On a bipartite graph of users and items (connected by purchases, views, or clicks), start a random walk from a given user. Item nodes frequently visited by the walker become recommendations.

Two key advantages:

Natural exploration-exploitation balance: The walk recommends not just direct neighbors (related items to already-purchased products = exploitation) but also items 2+ hops away (= exploration), producing collaborative-filtering-like effects
Cold start handling: Even new items can be recommended if they're indirectly connected to other items in the graph

Pixie (Pinterest's recommendation engine) performs biased random walks on a graph of billions of nodes to deliver real-time personalized recommendations.

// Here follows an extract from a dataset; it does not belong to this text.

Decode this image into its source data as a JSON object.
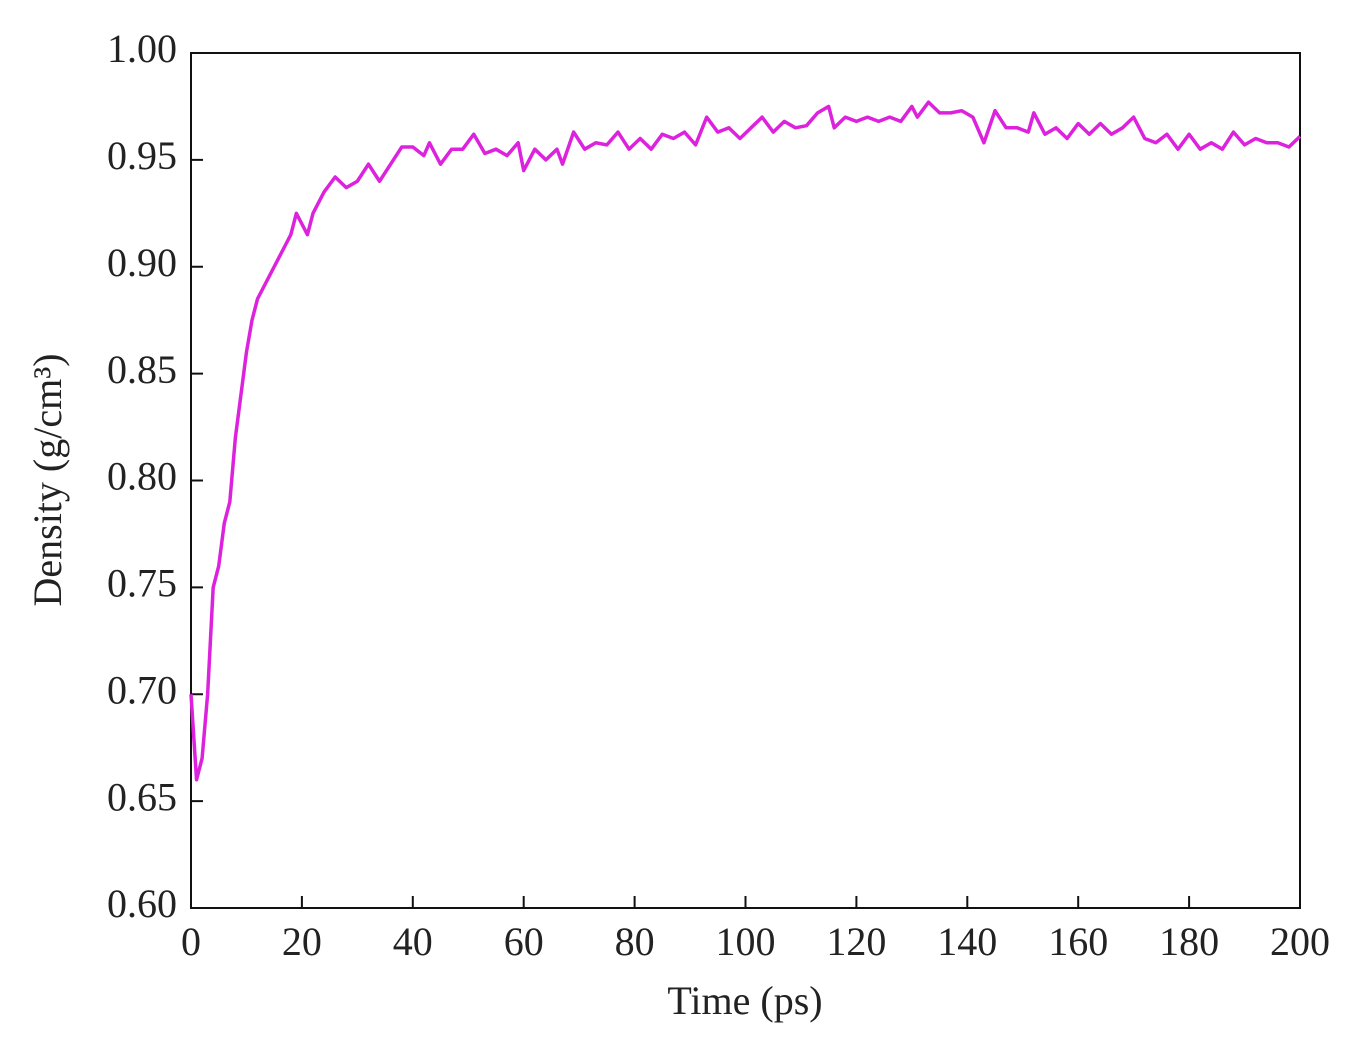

Connection to Graph Neural Networks

Recent Graph Neural Networks (GNNs) also have deep ties to random walks:

DeepWalk (2014): Performs random walks on graphs, treats the node visit sequences as "sentences," and trains them with Word2Vec's SkipGram. Co-occurrence in random walk sequences captures node similarity
Node2Vec (2016): Extends DeepWalk by introducing bias parameters $p, q$ that control the trade-off between BFS-like exploration (capturing local structure) and DFS-like exploration (capturing community structure)
GCN (Graph Convolutional Network): The graph convolution is mathematically equivalent to polynomial filters (Chebyshev polynomial approximation) of the random walk transition matrix. In other words, each GCN layer can be interpreted as performing random-walk-like information diffusion

Summary — From a Single Line to the Structure of the World

Let's review what we covered:

1D Random Walk: Expected value 0, variance $n$ , $\sqrt{n}$ diffusion. Recurrent in 1D and 2D, transient in 3D+ (Polya's theorem). The curious phenomenon of null recurrence
Random Walks on Graphs: Formulated as Markov chains. Visit frequency converges to the stationary distribution $\pi_i = \deg(i) / 2|E|$ , proven via detailed balance. Mixing time governed by the spectral gap
PageRank: Computes web page importance as the stationary distribution of a damped random walk. Efficiently computed via power iteration, with convergence guaranteed by Perron-Frobenius
Broader Applications: Monte Carlo, MCMC, graph clustering, recommendation systems, GNNs

The drunkard's simple stagger connects to the core algorithm behind web search engines and cutting-edge graph neural networks. The recurrence and diffusion properties discovered on the simplest structure — the number line — support the foundations of modern information technology via graph theory.